In questa stagione è di grande rilievo, secondo me, l’aspetto relazionale tra genitori e figli che spesso si trova alla base di conflitti silenziosi e opprimenti che si preferisce ignorare piuttosto che fronteggiare, sia da un lato che dall’altro, impedendo a tutti di vivere completamente la propria vita. Gli adolescenti possono essere complicati e spesso hanno bisogno di guide che lubrifichino i binari del loro treno senza imporre però una strada precisa da seguire. I genitori, soprattutto quando si rendono conto di star perdendo un po’ le redini del gioco, soffrono questo allontanamento e tendono a cercare di recuperarlo in ogni modo andando ad oscurarne un po’ le cause. 

Ansia sociale e da prestazione però non si trovano solo tra le lenzuola di un sedicenne che vuole perdere la verginità perché lo deve fare.

La paura di crescere e di essere quello che si è, si insinua nelle scelte che prendiamo, nei pensieri che si dipingono quando si guarda al futuro e nelle amicizie che ci accompagnano lungo il cammino. 
Diventa quindi fondamentale capire chi siamo, cosa ci piace, cosa temiamo e cosa vogliamo essere. E questo è un percorso che si può fare a sedici, a venti, a quaranta o cinquant’anni perché  si può rinascere anche quando non lo crediamo possibile, basta solo trovare il giusto modo.
Ho trovato che Sex Education 2 si sia quasi superato andando ad approfondire e unire i tasselli che aveva lasciato in sospeso l’anno scorso, portando in scena un prodotto giovane, diretto, ma più consapevole del valore educativo che lo accompagna e di conseguenza più maturo nei temi trattati.
Il fulcro rimane l’imperfezione. Nell’aspetto fisico, nel carattere, nelle relazioni, nel sesso, nelle famiglie e nelle carriere scolastiche, i nostri personaggi non sono degli eroi irraggiungibili, sono persone alla portata di tutti che dubitano delle proprie potenzialità e si illudono di far bene anche quando non è realmente così.
Insomma, a quanti di noi è capitato, per stupire o fare bella impressione, di cercare consigli su internet che si sono rivelati fallimentari? E quanti hanno cercato le risposte ai loro dubbi sempre online?
Questo probabilmente perché chiedere a un computer di aiutarci è più facile oltre che veloce. Non ci vergogniamo, nel buio della nostra camera, a chiedere ad una macchina perché ci piace una ragazza, perché non riusciamo ad avere un orgasmo, perché non ci va di fare sesso anche se tutti ci dicono che dovrebbe andarci.
È difficile parlarne anche con i propri amici più fidati.
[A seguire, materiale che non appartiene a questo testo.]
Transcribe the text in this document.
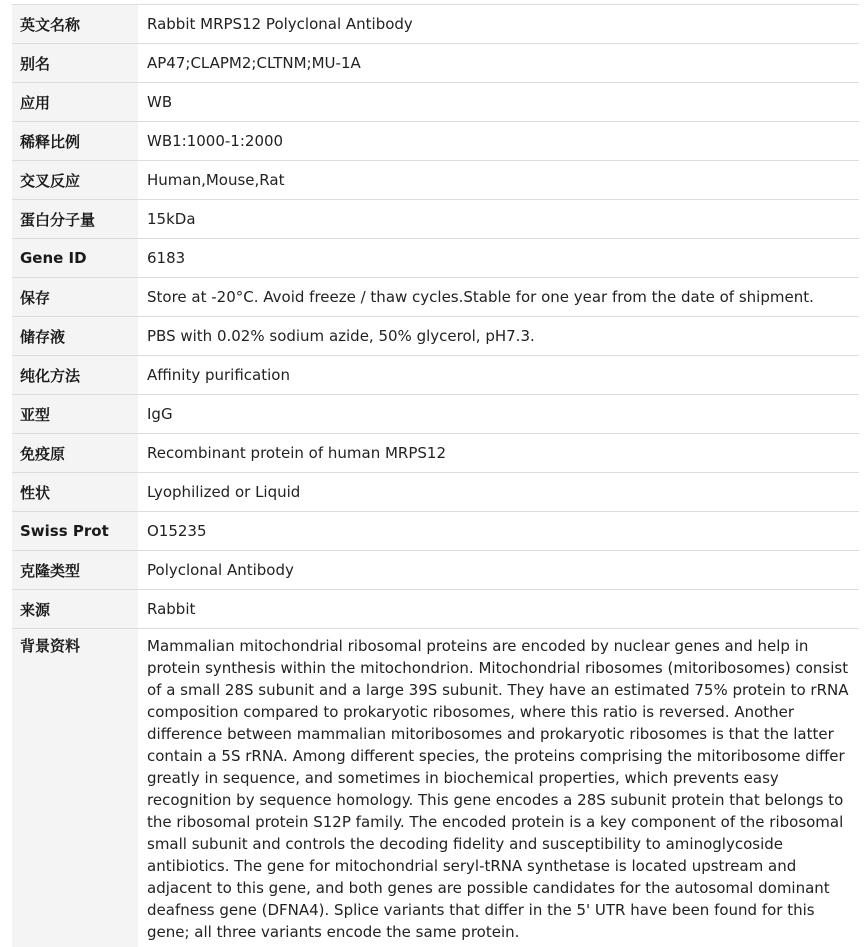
英文名称	Rabbit MRPS12 Polyclonal Antibody
别名	AP47;CLAPM2;CLTNM;MU-1A
应用	WB
稀释比例	WB1:1000-1:2000
交叉反应	Human,Mouse,Rat
蛋白分子量	15kDa
Gene ID	6183
保存	Store at -20°C. Avoid freeze / thaw cycles.Stable for one year from the date of shipment.
储存液	PBS with 0.02% sodium azide, 50% glycerol, pH7.3.
纯化方法	Affinity purification
亚型	IgG
免疫原	Recombinant protein of human MRPS12
性状	Lyophilized or Liquid
Swiss Prot	O15235
克隆类型	Polyclonal Antibody
来源	Rabbit
背景资料	Mammalian mitochondrial ribosomal proteins are encoded by nuclear genes and help in protein synthesis within the mitochondrion. Mitochondrial ribosomes (mitoribosomes) consist of a small 28S subunit and a large 39S subunit. They have an estimated 75% protein to rRNA composition compared to prokaryotic ribosomes, where this ratio is reversed. Another difference between mammalian mitoribosomes and prokaryotic ribosomes is that the latter contain a 5S rRNA. Among different species, the proteins comprising the mitoribosome differ greatly in sequence, and sometimes in biochemical properties, which prevents easy recognition by sequence homology. This gene encodes a 28S subunit protein that belongs to the ribosomal protein S12P family. The encoded protein is a key component of the ribosomal small subunit and controls the decoding fidelity and susceptibility to aminoglycoside antibiotics. The gene for mitochondrial seryl-tRNA synthetase is located upstream and adjacent to this gene, and both genes are possible candidates for the autosomal dominant deafness gene (DFNA4). Splice variants that differ in the 5' UTR have been found for this gene; all three variants encode the same protein.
Sex Education porta in scena questi problemi dandoci una grande chiave di lettura: l’ascolto.

Imparare ad ascoltare noi stessi e gli altri può farci superare qualche barriera. La vergogna si può sconfiggere con la fiducia del dialogo, così come la disinformazione.
Si può essere un ragazzo ed essere bisessuale senza che questo ci faccia sentire meno uomini di altri.
Si può essere pansessuali e confusi. 
Si può essere asessuali e non avere desiderio di avere relazioni intime con qualcuno, ma nonostante questo avere voglia di innamorarsi lo stesso.
Si può essere degli impacciati cronici e rovinare tutto per poi rendersene conto.
Si può essere disabili e ambire ad una ragazza che ci sembra “troppo" per noi.
Si può soffrire di vaginismo e avere paura anche solo ad immaginarci a letto con qualcuno, ma non per questo ci è vietato trovare una soluzione che ci aiuti a superare questa condizione.
Si può aver subito una molestia, che è assai più diffusa della violenza, e può servirci del tempo per ritrovare il coraggio di tornare alla normalità.
Si può voler smettere di seguire il sogno di qualcun altro anche se questo può far soffrire chi ci sperava.

E possiamo trovare un amico in chi non avremmo nemmeno degnato di uno sguardo solo perché si è mostrato per quello che davvero è.

Nel suo essere semplice, Sex Education, racconta la complessità di un mondo che scorre, va avanti, si inceppa e riprende il suo cammino e lo fa con delicatezza e schiettezza allo stesso momento. 
Questo perché le persone hanno bisogno di poter parlare ed essere ascoltate e spesso trovare le risposte a domande che non si erano nemmeno mai posti.